What is the biggest decision this Government has made since it came into office? Without doubt, it was the €440 billion underwriting of the reckless behaviour of untruthful bankers. Where was the Minister, Deputy Gormley? He was asleep in bed with his telephone switched off. A garda had to wake him up to tell him the two Brians had been up all night and had mortgaged the future of the country to save the banking system and, as the Taoiseach would have it and I do not question his motivation, to save the economy. It was a Monday night and the Minister had given instructions that his bicycle clips and helmet be left out for the following morning because when the cameras are present for Cabinet meetings it is important that he cycles to work, even though two Garda cars, one carrying the Minister's lunch box of Ryvita and tomato, follow him as he does so. The Minister had to be raised early that morning because he could not be found when the time came to make his decision.
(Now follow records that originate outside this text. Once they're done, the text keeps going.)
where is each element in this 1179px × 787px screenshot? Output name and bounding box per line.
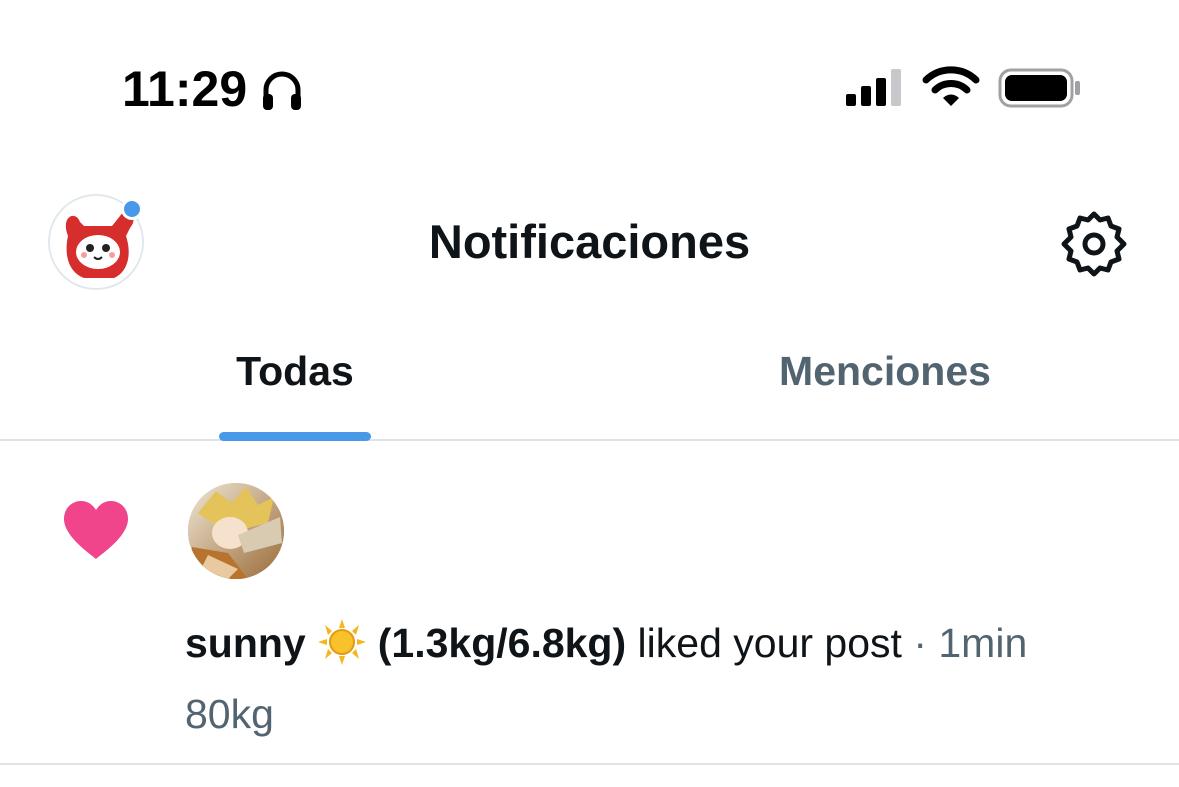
heart-icon bbox=[64, 501, 128, 559]
cellular-signal-icon bbox=[846, 69, 901, 106]
tab-all[interactable]: Todas bbox=[150, 348, 440, 395]
settings-button[interactable] bbox=[1058, 208, 1130, 280]
notification-text: sunny (1.3kg/6.8kg) liked your post · 1m… bbox=[185, 619, 1027, 667]
sun-icon bbox=[317, 619, 366, 665]
page-title: Notificaciones bbox=[428, 215, 751, 268]
user-name-prefix: sunny bbox=[185, 620, 306, 666]
status-bar: 11:29 bbox=[0, 0, 1179, 180]
notification-action: liked your post bbox=[637, 620, 902, 666]
user-name[interactable]: sunny (1.3kg/6.8kg) bbox=[185, 619, 627, 666]
status-time: 11:29 bbox=[122, 61, 248, 117]
active-tab-indicator bbox=[219, 432, 371, 441]
battery-icon bbox=[998, 68, 1080, 108]
tab-mentions[interactable]: Menciones bbox=[740, 348, 1030, 395]
notification-time: 1min bbox=[938, 620, 1028, 666]
user-name-suffix: (1.3kg/6.8kg) bbox=[377, 620, 627, 666]
wifi-icon bbox=[922, 66, 980, 106]
notification-separator: · bbox=[913, 620, 927, 666]
post-preview[interactable]: 80kg bbox=[185, 691, 274, 738]
notification-item[interactable]: sunny (1.3kg/6.8kg) liked your post · 1m… bbox=[0, 443, 1179, 765]
user-avatar[interactable] bbox=[188, 483, 284, 579]
tab-bar: Todas Menciones bbox=[0, 330, 1179, 441]
user-avatar-image bbox=[188, 483, 284, 579]
headphones-icon bbox=[263, 71, 301, 110]
gear-icon bbox=[1061, 211, 1127, 277]
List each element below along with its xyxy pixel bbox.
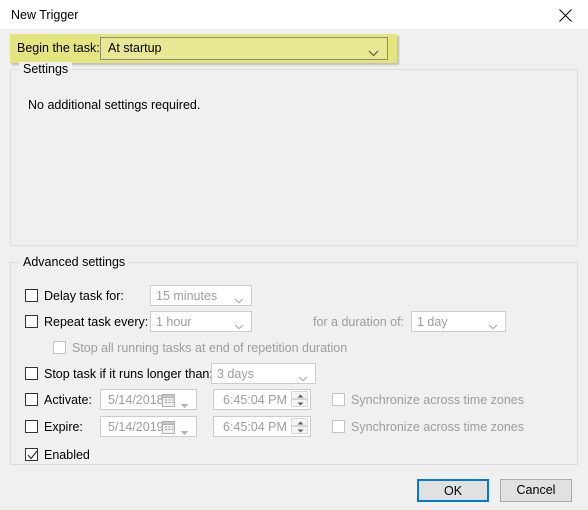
repeat-task-combo[interactable]: 1 hour bbox=[150, 311, 252, 332]
repeat-task-combo-value: 1 hour bbox=[156, 315, 192, 329]
window-title: New Trigger bbox=[11, 8, 79, 22]
chevron-down-icon bbox=[180, 398, 189, 412]
dialog-body: Begin the task: At startup Settings No a… bbox=[0, 29, 588, 510]
begin-task-highlight: Begin the task: At startup bbox=[10, 34, 397, 63]
activate-time-value: 6:45:04 PM bbox=[223, 393, 287, 407]
expire-sync-checkbox[interactable] bbox=[332, 420, 345, 433]
spinner-up-button[interactable] bbox=[291, 418, 308, 426]
expire-label: Expire: bbox=[44, 420, 83, 434]
delay-task-combo[interactable]: 15 minutes bbox=[150, 285, 252, 306]
activate-time-picker[interactable]: 6:45:04 PM bbox=[213, 389, 311, 410]
expire-time-spinner bbox=[291, 418, 308, 435]
cancel-button[interactable]: Cancel bbox=[500, 479, 572, 502]
expire-checkbox[interactable] bbox=[25, 420, 38, 433]
close-button[interactable] bbox=[543, 0, 588, 29]
settings-group: Settings No additional settings required… bbox=[10, 62, 578, 246]
duration-label: for a duration of: bbox=[313, 315, 405, 329]
calendar-icon bbox=[162, 394, 175, 410]
stop-longer-combo-value: 3 days bbox=[217, 367, 254, 381]
chevron-down-icon bbox=[180, 425, 189, 439]
expire-date-picker[interactable]: 5/14/2019 bbox=[100, 416, 197, 437]
settings-note: No additional settings required. bbox=[28, 98, 201, 112]
chevron-down-icon bbox=[298, 371, 308, 385]
delay-task-combo-value: 15 minutes bbox=[156, 289, 218, 303]
activate-time-spinner bbox=[291, 391, 308, 408]
begin-task-label: Begin the task: bbox=[17, 41, 100, 55]
activate-row: Activate: 5/14/2018 6:45:04 PM Synchroni… bbox=[11, 389, 577, 411]
chevron-down-icon bbox=[234, 319, 244, 333]
chevron-down-icon bbox=[234, 293, 244, 307]
begin-task-combo-value: At startup bbox=[108, 41, 162, 55]
calendar-icon bbox=[162, 421, 175, 437]
expire-time-value: 6:45:04 PM bbox=[223, 420, 287, 434]
repeat-task-row: Repeat task every: 1 hour for a duration… bbox=[11, 311, 577, 333]
delay-task-checkbox[interactable] bbox=[25, 289, 38, 302]
stop-all-tasks-label: Stop all running tasks at end of repetit… bbox=[72, 341, 348, 355]
activate-label: Activate: bbox=[44, 393, 92, 407]
activate-sync-label: Synchronize across time zones bbox=[351, 393, 524, 407]
expire-time-picker[interactable]: 6:45:04 PM bbox=[213, 416, 311, 437]
expire-date-value: 5/14/2019 bbox=[108, 420, 164, 434]
duration-combo[interactable]: 1 day bbox=[411, 311, 506, 332]
activate-date-picker[interactable]: 5/14/2018 bbox=[100, 389, 197, 410]
chevron-down-icon bbox=[368, 46, 379, 60]
spinner-down-button[interactable] bbox=[291, 426, 308, 434]
checkmark-icon bbox=[27, 450, 38, 464]
advanced-settings-group-title: Advanced settings bbox=[19, 255, 130, 270]
title-bar: New Trigger bbox=[0, 0, 588, 29]
begin-task-combo[interactable]: At startup bbox=[100, 37, 388, 60]
repeat-task-label: Repeat task every: bbox=[44, 315, 149, 329]
spinner-up-button[interactable] bbox=[291, 391, 308, 399]
delay-task-row: Delay task for: 15 minutes bbox=[11, 285, 577, 307]
ok-button[interactable]: OK bbox=[417, 479, 489, 502]
advanced-settings-group: Advanced settings Delay task for: 15 min… bbox=[10, 255, 578, 466]
expire-row: Expire: 5/14/2019 6:45:04 PM Synchronize… bbox=[11, 416, 577, 438]
activate-date-value: 5/14/2018 bbox=[108, 393, 164, 407]
stop-all-tasks-checkbox[interactable] bbox=[53, 341, 66, 354]
enabled-label: Enabled bbox=[44, 448, 90, 462]
repeat-task-checkbox[interactable] bbox=[25, 315, 38, 328]
delay-task-label: Delay task for: bbox=[44, 289, 124, 303]
stop-longer-combo[interactable]: 3 days bbox=[211, 363, 316, 384]
stop-longer-label: Stop task if it runs longer than: bbox=[44, 367, 213, 381]
stop-longer-checkbox[interactable] bbox=[25, 367, 38, 380]
enabled-checkbox[interactable] bbox=[25, 448, 38, 461]
stop-all-tasks-row: Stop all running tasks at end of repetit… bbox=[11, 339, 577, 361]
duration-combo-value: 1 day bbox=[417, 315, 448, 329]
settings-group-title: Settings bbox=[19, 62, 73, 77]
stop-longer-row: Stop task if it runs longer than: 3 days bbox=[11, 363, 577, 385]
chevron-down-icon bbox=[488, 319, 498, 333]
activate-checkbox[interactable] bbox=[25, 393, 38, 406]
activate-sync-checkbox[interactable] bbox=[332, 393, 345, 406]
enabled-row: Enabled bbox=[11, 444, 577, 466]
expire-sync-label: Synchronize across time zones bbox=[351, 420, 524, 434]
spinner-down-button[interactable] bbox=[291, 399, 308, 407]
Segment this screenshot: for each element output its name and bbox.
A party that does not stand for anything will stand for nothing. That is the position the Green Party has arrived at and we will see now what its Deputies do on the Christmas bonus and other matters. For too long, the party has been flying beneath the radar. It is so preoccupied with saving the planet and other loftier issues that it has nothing to do with the state of the economy. We will see what it does but its performance until now has been lamentable.

I note the Minister of State, Deputy Sargent, has let the Taoiseach know that he is available to switch to another ministry. At this time of depression, that news must give the country a bit of a lift.